Designing Disaster Recovery Clusters using Metroclusters and Continentalclusters, Reprinted October 2011 (5900-1881)

Restoring Disaster Tolerance

After a failover to a cluster occurs, restoring disaster tolerance has many challenges, the most

significant of which are:

• Restoring the failed cluster.

Depending on the nature of the disaster it may be necessary to either create a new cluster or

to restore the cluster.

Before starting up the new or the failed cluster, make sure the AUTO_RUN flag for all of the

Continentalclusters application packages is disabled. This is to prevent starting the packages

unexpectedly with the cluster.

• Resynchronizing the data

To resynchronize the data, you either restore the data to the cluster and continue with the

same data replication procedure, or set up data replication to function in the other direction.

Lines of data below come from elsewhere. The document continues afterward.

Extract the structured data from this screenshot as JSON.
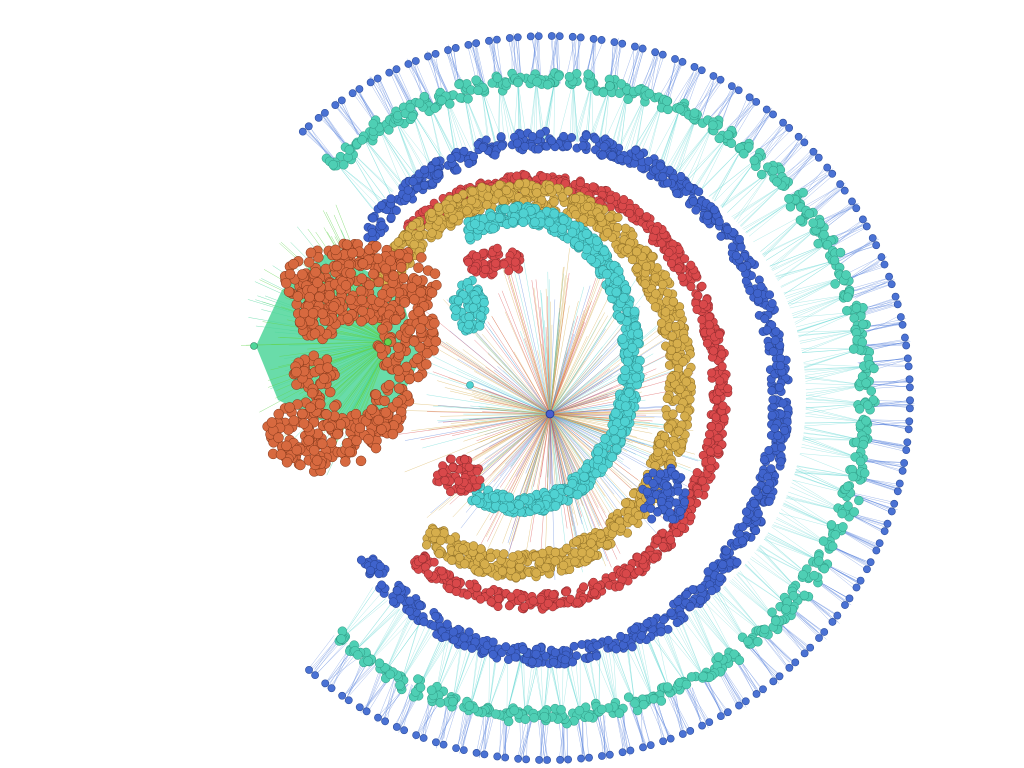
{
  "figure": {
    "kind": "radial-network-graph",
    "labels": []
  },
  "palette": {
    "background": "#ffffff",
    "outer-blue": "#4a72d4",
    "outer-teal": "#4ecfb4",
    "blue-ring": "#3f63cc",
    "red-ring": "#d9484a",
    "yellow-ring": "#d6ae4c",
    "cyan-ring": "#4fd2d2",
    "orange-cluster": "#d7693f",
    "green-fan": "#4fd69a",
    "lime-fan": "#63d44e",
    "center-node": "#4a5fd0",
    "edge-cyan": "#63d8d4",
    "edge-blue": "#5a84dc"
  },
  "groups": [
    {
      "id": "outer-spokes",
      "color": "outer-blue",
      "count": 80
    },
    {
      "id": "teal-cluster-ring",
      "color": "outer-teal",
      "count": 80
    },
    {
      "id": "blue-ring",
      "color": "blue-ring"
    },
    {
      "id": "red-ring",
      "color": "red-ring"
    },
    {
      "id": "yellow-ring",
      "color": "yellow-ring"
    },
    {
      "id": "cyan-ring",
      "color": "cyan-ring"
    },
    {
      "id": "orange-cluster",
      "color": "orange-cluster"
    },
    {
      "id": "green-fan",
      "color": "green-fan"
    }
  ]
}
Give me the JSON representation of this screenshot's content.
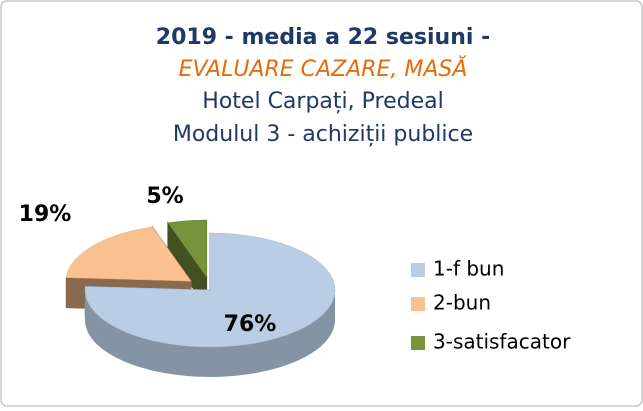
{
  "chart_data": {
    "type": "pie3d",
    "title": [
      "2019 -  media a 22 sesiuni -",
      "EVALUARE CAZARE, MASĂ",
      "Hotel Carpați, Predeal",
      "Modulul 3 - achiziții publice"
    ],
    "categories": [
      "1-f bun",
      "2-bun",
      "3-satisfacator"
    ],
    "values": [
      76,
      19,
      5
    ],
    "value_labels": [
      "76%",
      "19%",
      "5%"
    ],
    "colors": [
      "#b9cde5",
      "#fac090",
      "#77933c"
    ],
    "legend": "right"
  }
}
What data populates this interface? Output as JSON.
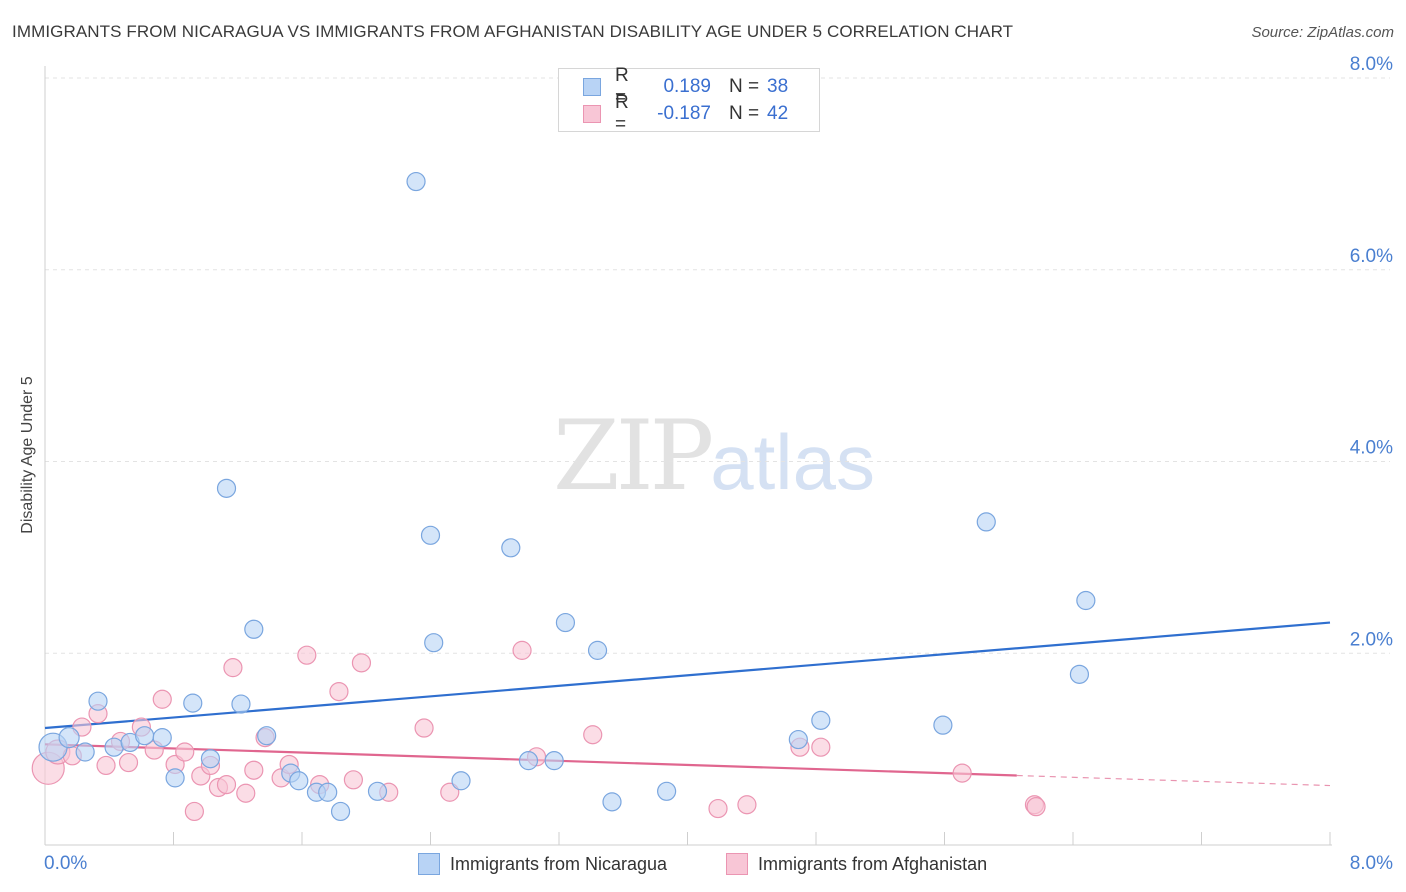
{
  "header": {
    "title": "IMMIGRANTS FROM NICARAGUA VS IMMIGRANTS FROM AFGHANISTAN DISABILITY AGE UNDER 5 CORRELATION CHART",
    "source": "Source: ZipAtlas.com"
  },
  "watermark": {
    "zip": "ZIP",
    "atlas": "atlas"
  },
  "legend": {
    "rows": [
      {
        "r_label": "R =",
        "r_value": "0.189",
        "n_label": "N =",
        "n_value": "38"
      },
      {
        "r_label": "R =",
        "r_value": "-0.187",
        "n_label": "N =",
        "n_value": "42"
      }
    ]
  },
  "bottom_legend": {
    "nicaragua": "Immigrants from Nicaragua",
    "afghanistan": "Immigrants from Afghanistan"
  },
  "colors": {
    "nicaragua_fill": "#b8d3f5",
    "nicaragua_stroke": "#7aa6df",
    "nicaragua_line": "#2f6fcf",
    "afghanistan_fill": "#f8c6d6",
    "afghanistan_stroke": "#eb95b2",
    "afghanistan_line": "#e0668f",
    "tick_text": "#4a7fd0"
  },
  "chart_data": {
    "type": "scatter",
    "title": "IMMIGRANTS FROM NICARAGUA VS IMMIGRANTS FROM AFGHANISTAN DISABILITY AGE UNDER 5 CORRELATION CHART",
    "xlabel": "",
    "ylabel": "Disability Age Under 5",
    "xlim": [
      0,
      8
    ],
    "ylim": [
      0,
      8
    ],
    "x_tick_labels": [
      "0.0%",
      "8.0%"
    ],
    "y_ticks": [
      {
        "value": 2,
        "label": "2.0%"
      },
      {
        "value": 4,
        "label": "4.0%"
      },
      {
        "value": 6,
        "label": "6.0%"
      },
      {
        "value": 8,
        "label": "8.0%"
      }
    ],
    "series": [
      {
        "name": "Immigrants from Nicaragua",
        "r": 0.189,
        "n": 38,
        "trend": {
          "x0": 0.0,
          "y0": 1.22,
          "x1": 8.0,
          "y1": 2.32,
          "dash_from": null
        },
        "points": [
          [
            0.05,
            1.02,
            14
          ],
          [
            0.15,
            1.12,
            10
          ],
          [
            0.25,
            0.97,
            9
          ],
          [
            0.33,
            1.5,
            9
          ],
          [
            0.43,
            1.02,
            9
          ],
          [
            0.53,
            1.07,
            9
          ],
          [
            0.62,
            1.14,
            9
          ],
          [
            0.73,
            1.12,
            9
          ],
          [
            0.81,
            0.7,
            9
          ],
          [
            0.92,
            1.48,
            9
          ],
          [
            1.03,
            0.9,
            9
          ],
          [
            1.13,
            3.72,
            9
          ],
          [
            1.22,
            1.47,
            9
          ],
          [
            1.3,
            2.25,
            9
          ],
          [
            1.38,
            1.14,
            9
          ],
          [
            1.53,
            0.75,
            9
          ],
          [
            1.58,
            0.67,
            9
          ],
          [
            1.69,
            0.55,
            9
          ],
          [
            1.76,
            0.55,
            9
          ],
          [
            1.84,
            0.35,
            9
          ],
          [
            2.07,
            0.56,
            9
          ],
          [
            2.31,
            6.92,
            9
          ],
          [
            2.4,
            3.23,
            9
          ],
          [
            2.42,
            2.11,
            9
          ],
          [
            2.59,
            0.67,
            9
          ],
          [
            2.9,
            3.1,
            9
          ],
          [
            3.01,
            0.88,
            9
          ],
          [
            3.17,
            0.88,
            9
          ],
          [
            3.24,
            2.32,
            9
          ],
          [
            3.44,
            2.03,
            9
          ],
          [
            3.53,
            0.45,
            9
          ],
          [
            3.87,
            0.56,
            9
          ],
          [
            4.69,
            1.1,
            9
          ],
          [
            4.83,
            1.3,
            9
          ],
          [
            5.59,
            1.25,
            9
          ],
          [
            5.86,
            3.37,
            9
          ],
          [
            6.44,
            1.78,
            9
          ],
          [
            6.48,
            2.55,
            9
          ]
        ]
      },
      {
        "name": "Immigrants from Afghanistan",
        "r": -0.187,
        "n": 42,
        "trend": {
          "x0": 0.0,
          "y0": 1.05,
          "x1": 8.0,
          "y1": 0.62,
          "dash_from": 6.05
        },
        "points": [
          [
            0.02,
            0.8,
            16
          ],
          [
            0.08,
            0.97,
            12
          ],
          [
            0.17,
            0.93,
            9
          ],
          [
            0.23,
            1.23,
            9
          ],
          [
            0.33,
            1.37,
            9
          ],
          [
            0.38,
            0.83,
            9
          ],
          [
            0.47,
            1.08,
            9
          ],
          [
            0.52,
            0.86,
            9
          ],
          [
            0.6,
            1.23,
            9
          ],
          [
            0.68,
            0.99,
            9
          ],
          [
            0.73,
            1.52,
            9
          ],
          [
            0.81,
            0.84,
            9
          ],
          [
            0.87,
            0.97,
            9
          ],
          [
            0.93,
            0.35,
            9
          ],
          [
            0.97,
            0.72,
            9
          ],
          [
            1.03,
            0.83,
            9
          ],
          [
            1.08,
            0.6,
            9
          ],
          [
            1.13,
            0.63,
            9
          ],
          [
            1.17,
            1.85,
            9
          ],
          [
            1.25,
            0.54,
            9
          ],
          [
            1.3,
            0.78,
            9
          ],
          [
            1.37,
            1.12,
            9
          ],
          [
            1.47,
            0.7,
            9
          ],
          [
            1.52,
            0.84,
            9
          ],
          [
            1.63,
            1.98,
            9
          ],
          [
            1.71,
            0.63,
            9
          ],
          [
            1.83,
            1.6,
            9
          ],
          [
            1.92,
            0.68,
            9
          ],
          [
            1.97,
            1.9,
            9
          ],
          [
            2.14,
            0.55,
            9
          ],
          [
            2.36,
            1.22,
            9
          ],
          [
            2.52,
            0.55,
            9
          ],
          [
            2.97,
            2.03,
            9
          ],
          [
            3.06,
            0.92,
            9
          ],
          [
            3.41,
            1.15,
            9
          ],
          [
            4.19,
            0.38,
            9
          ],
          [
            4.37,
            0.42,
            9
          ],
          [
            4.7,
            1.02,
            9
          ],
          [
            4.83,
            1.02,
            9
          ],
          [
            5.71,
            0.75,
            9
          ],
          [
            6.16,
            0.42,
            9
          ],
          [
            6.17,
            0.4,
            9
          ]
        ]
      }
    ]
  }
}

The following sections briefly outline some scenarios for restoring disaster tolerance.

Restore Clusters to their Original Roles

If the disaster did not destroy the cluster, there is the option to return both clusters in a recovery

pair to their original roles. To do this:

1. Make sure that both clusters are up and running, with the recovery packages continuing to

run on the surviving cluster.

2. Compare the clusters to make sure their configurations are consistent. Correct any

inconsistencies.

3. For each recovery group where the repaired cluster will run the primary package:

a. Synchronize the data from the disks on the surviving cluster to the disks on the repaired

cluster. This may be time-consuming.

b. Halt the recovered application on the surviving cluster if necessary, and start it on the

repaired cluster.

c. To keep application down time to a minimum, start the primary package on the cluster

before resynchronizing the data of the next recovery group.

4. View the status of the Continentalcluster.

# cmviewconcl

Primary Packages Remaining on the Surviving Cluster

Configure the failed cluster in a recovery pair as a recovery-only cluster and the surviving cluster

as a primary-only cluster. This minimizes the downtime involved with moving the applications back

to the restored cluster. It also assumes that the surviving cluster has sufficient resources to handle

running all critical applications indefinitely.

NOTE: In a multiple recovery pairs scenario, where more than one primary cluster are configured

to share the same recovery cluster, the following procedure to switch the role of the failed cluster

and the surviving cluster should not be used.

Use the following:

1. Halt the monitor packages. Issue the following command on each cluster:

# cmhaltpkg ccmonpkg

2. Edit the Continentalclusters ASCII configuration file. It is necessary to change the definitions

of monitoring clusters, and switch the names of primary and recovery packages in the definitions

of recovery groups. It may also be necessary to re-create data sender and data receiver

packages.

98 Designing Continentalclusters